Não que a gente deva ficar com peninha desta comédia romântica e ir vê-la só por ser brasileira, como se assim a gente cumprisse com nosso dever cívico. “Lisbela” custou R$ 4,5 mi, o que deve ser gorjeta de personal trainer de produtor de Hollywood, mas que é uma grana considerável pros padrões daqui. Foi dirigido por Guel Arraes, que é, já faz tempo, o nome mais aclamado da TV. Está sendo lançado no país em grande escala, com distribuição da Globo Filmes e da Fox, em 220 salas. Ou seja, é quase uma tentativa de arrasa-quarteirão. E a história é fofinha. Nada original, mas fofinha. É sobre a Débora Falabella, uma donzela que adora cinema e que acaba se apaixonando pelo Selton Mello, um aventureiro meio cafajeste que vai de cidadezinha em cidadezinha arrebatando corações. Numa delas, ele conhece biblicamente a Virginia Cavendish, despertando a ira de seu marido, um matador de aluguel interpretado pelo Marco Nanini. Mais ou menos isso. Parece que a trama de Osman Lins foi um especial televisivo no início da década passada (a Giulia Gam fez Lisbela), que depois virou peça com a Virgínia, mulher do Guel, no papel-título.
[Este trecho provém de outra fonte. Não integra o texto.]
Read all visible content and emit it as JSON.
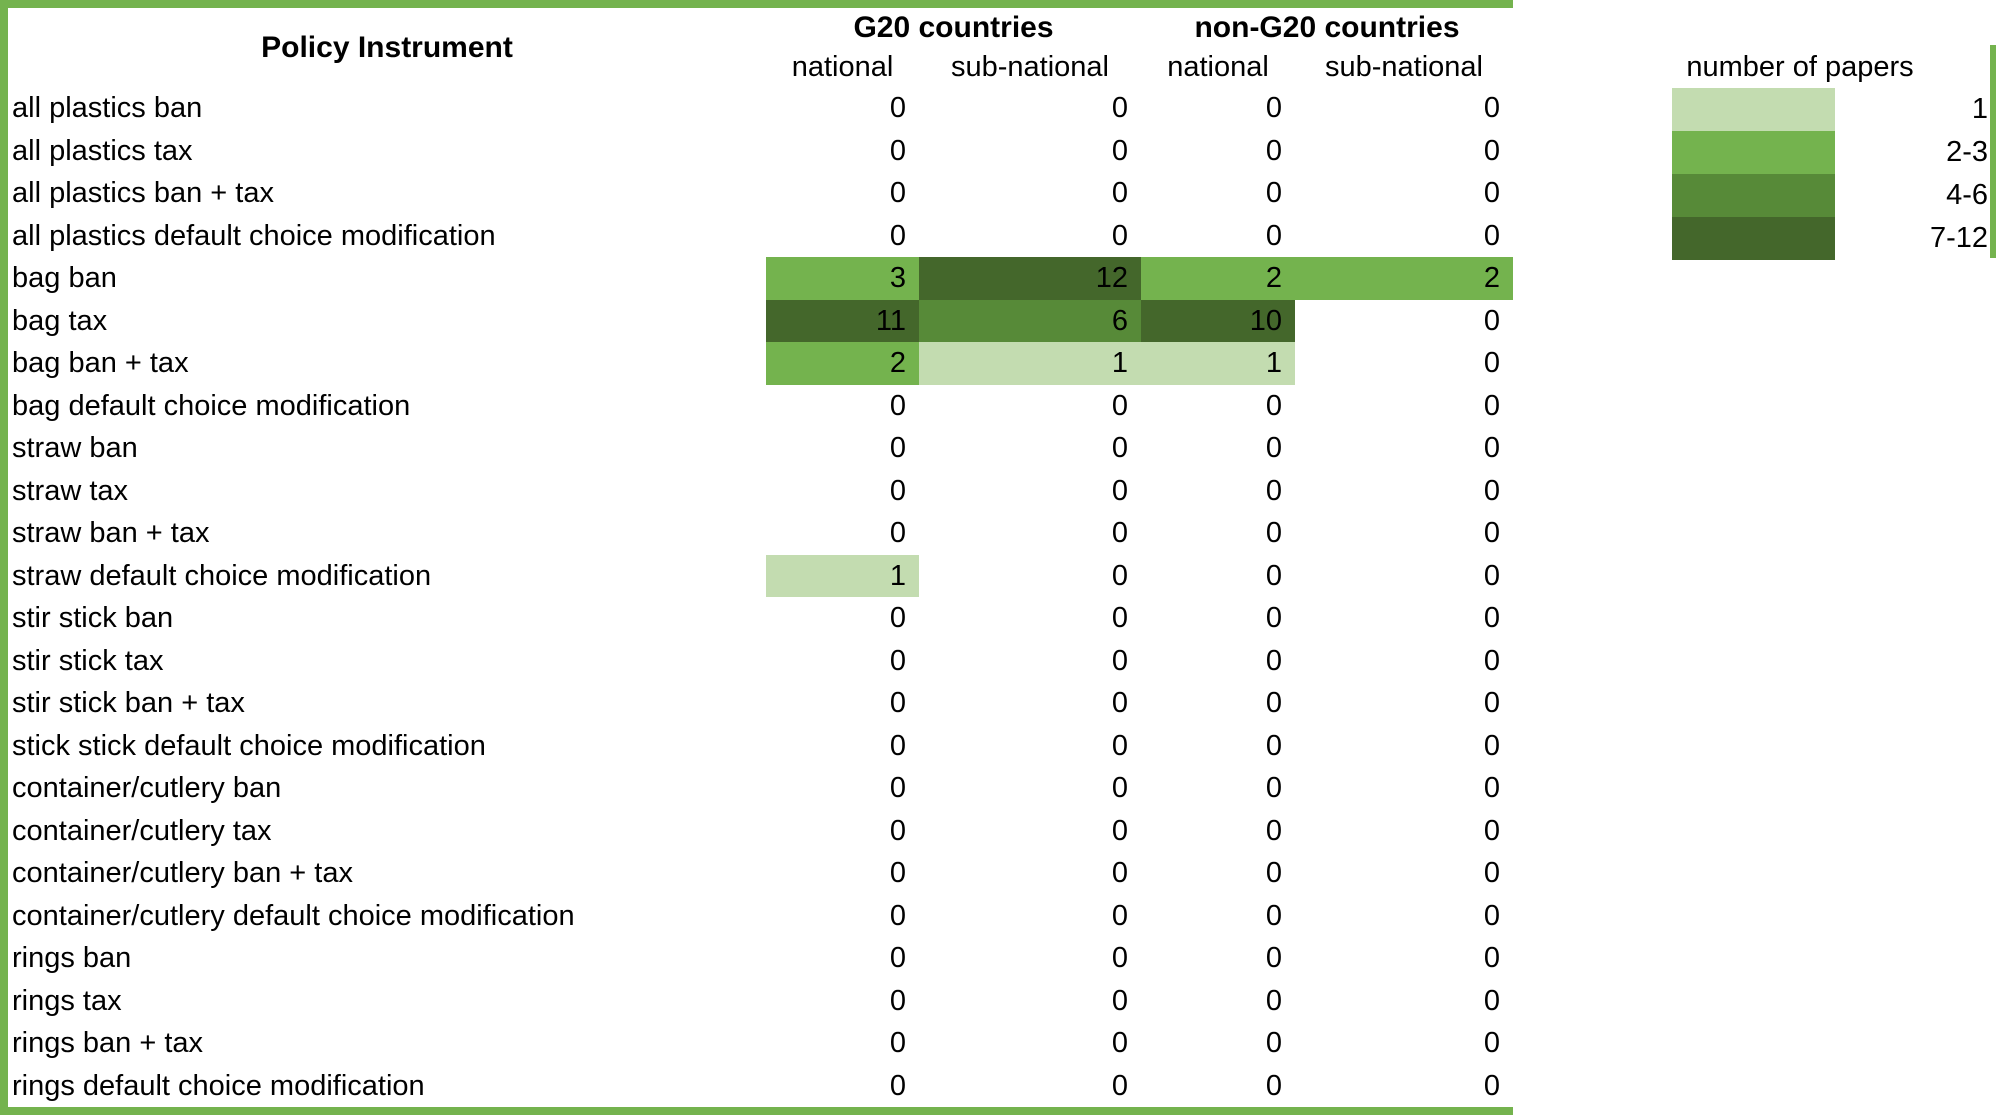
{
  "colors": {
    "border_green": "#74b34e",
    "bin1": "#c3dcb0",
    "bin2": "#74b34e",
    "bin3": "#578a38",
    "bin4": "#44672b",
    "text": "#000000",
    "background": "#ffffff"
  },
  "header": {
    "row_label_title": "Policy Instrument",
    "groups": [
      {
        "label": "G20 countries",
        "subcolumns": [
          "national",
          "sub-national"
        ]
      },
      {
        "label": "non-G20 countries",
        "subcolumns": [
          "national",
          "sub-national"
        ]
      }
    ]
  },
  "legend": {
    "title": "number of papers",
    "bins": [
      {
        "label": "1",
        "color_key": "bin1"
      },
      {
        "label": "2-3",
        "color_key": "bin2"
      },
      {
        "label": "4-6",
        "color_key": "bin3"
      },
      {
        "label": "7-12",
        "color_key": "bin4"
      }
    ]
  },
  "chart_data": {
    "type": "heatmap",
    "title": "",
    "xlabel": "",
    "ylabel": "Policy Instrument",
    "legend_title": "number of papers",
    "legend_position": "top-right",
    "column_groups": [
      "G20 countries",
      "non-G20 countries"
    ],
    "columns": [
      "G20 national",
      "G20 sub-national",
      "non-G20 national",
      "non-G20 sub-national"
    ],
    "value_bins": [
      {
        "label": "1",
        "min": 1,
        "max": 1,
        "color_key": "bin1"
      },
      {
        "label": "2-3",
        "min": 2,
        "max": 3,
        "color_key": "bin2"
      },
      {
        "label": "4-6",
        "min": 4,
        "max": 6,
        "color_key": "bin3"
      },
      {
        "label": "7-12",
        "min": 7,
        "max": 12,
        "color_key": "bin4"
      }
    ],
    "rows": [
      {
        "label": "all plastics ban",
        "values": [
          0,
          0,
          0,
          0
        ]
      },
      {
        "label": "all plastics tax",
        "values": [
          0,
          0,
          0,
          0
        ]
      },
      {
        "label": "all plastics ban + tax",
        "values": [
          0,
          0,
          0,
          0
        ]
      },
      {
        "label": "all plastics default choice modification",
        "values": [
          0,
          0,
          0,
          0
        ]
      },
      {
        "label": "bag ban",
        "values": [
          3,
          12,
          2,
          2
        ]
      },
      {
        "label": "bag tax",
        "values": [
          11,
          6,
          10,
          0
        ]
      },
      {
        "label": "bag ban + tax",
        "values": [
          2,
          1,
          1,
          0
        ]
      },
      {
        "label": "bag default choice modification",
        "values": [
          0,
          0,
          0,
          0
        ]
      },
      {
        "label": "straw ban",
        "values": [
          0,
          0,
          0,
          0
        ]
      },
      {
        "label": "straw tax",
        "values": [
          0,
          0,
          0,
          0
        ]
      },
      {
        "label": "straw ban + tax",
        "values": [
          0,
          0,
          0,
          0
        ]
      },
      {
        "label": "straw default choice modification",
        "values": [
          1,
          0,
          0,
          0
        ]
      },
      {
        "label": "stir stick ban",
        "values": [
          0,
          0,
          0,
          0
        ]
      },
      {
        "label": "stir stick tax",
        "values": [
          0,
          0,
          0,
          0
        ]
      },
      {
        "label": "stir stick ban + tax",
        "values": [
          0,
          0,
          0,
          0
        ]
      },
      {
        "label": "stick stick default choice modification",
        "values": [
          0,
          0,
          0,
          0
        ]
      },
      {
        "label": "container/cutlery ban",
        "values": [
          0,
          0,
          0,
          0
        ]
      },
      {
        "label": "container/cutlery tax",
        "values": [
          0,
          0,
          0,
          0
        ]
      },
      {
        "label": "container/cutlery ban + tax",
        "values": [
          0,
          0,
          0,
          0
        ]
      },
      {
        "label": "container/cutlery default choice modification",
        "values": [
          0,
          0,
          0,
          0
        ]
      },
      {
        "label": "rings ban",
        "values": [
          0,
          0,
          0,
          0
        ]
      },
      {
        "label": "rings tax",
        "values": [
          0,
          0,
          0,
          0
        ]
      },
      {
        "label": "rings ban + tax",
        "values": [
          0,
          0,
          0,
          0
        ]
      },
      {
        "label": "rings default choice modification",
        "values": [
          0,
          0,
          0,
          0
        ]
      }
    ]
  }
}
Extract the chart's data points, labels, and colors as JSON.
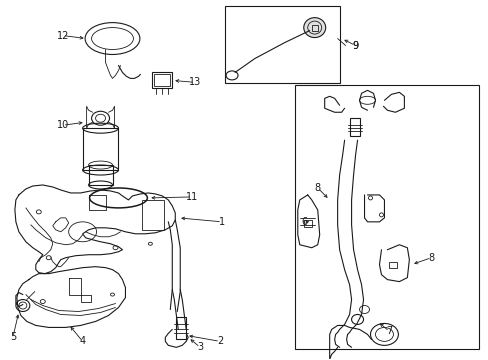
{
  "bg_color": "#ffffff",
  "line_color": "#1a1a1a",
  "fig_width": 4.89,
  "fig_height": 3.6,
  "dpi": 100,
  "label_fontsize": 7.0
}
O que “Lisbela” tem de mais gracioso, além da trilha sonora – a voz do Caetano é sempre lírica –, é a homenagem que faz ao cinema. Quem é cinéfilo sente-se compelido a aprovar o filme. Mas, apesar do quê de “A Rosa Púrpura do Cairo”, a comédia corre o risco de deseducar o público. Então eu queria esclarecer: querido espectador, só porque a Lisbela conversa animadamente no cinema, isso não quer dizer que você deve fazer o mesmo. No filme, ela comenta as sessões que assiste, mas entenda, isso é um recurso narrativo. Ia ficar estranho se ela analisasse as cenas só na saída. Pelamordedeus, o comportamento dela não justifica o de mais ninguém. Sugiro até que Lisbela vire sinônimo da galera tagarela. A partir de hoje, recomendo que a gente olhe pro grandalhão que atende o celular no meio de um filme ou que não pára de narrar os fatos pra namorada e grite, em coro: “Cala a boca, Lisbela!”.
Aliás, essa verborragia é minha maior queixa ao filme. “Lisbela” beira o exercício repentista, quase um cinema de cordel. Os atores, todos ótimos, sem exceção, gastam saliva falando demais. O único personagem mais caladão, o do Nanini, é o que se sai melhor. Tem uma hora que a Vírginia diz num sotaque pernambucano: “Tu só qué sabê di conversá”. Seria bom se o Guel tivesse entendido o recado e cortado um pouquinho os diálogos, deixando que a gente aproveitasse mais as imagens. Não é à toa que a fala mais divertida é também a mais curtinha, quando Selton Mello dispara um “de novo”.
Pode ser que esse excesso de palavras (ou o de edição) seja o que torne “Lisbela” um tanto cansativo lá pelo meio. Mas o terço final é redentor, e qualquer filme livre, leve e solto que termine com uma música cantarolando “Amor é filme e Deus é espectador” já tem todo o meu apoio. Agora, convém registrar a crítica de Cláudio Assis, diretor de “Amarelo Manga”. Ele reclama que o governador de Pernambuco foi ver a estréia de “Lisbela” em SP, mas faltou à exibição de “Amarelo” em pleno Recife. O que determina essa distinção, só o poder da Globo Filmes? Tomara que “Amarelo Manga” também passe aqui.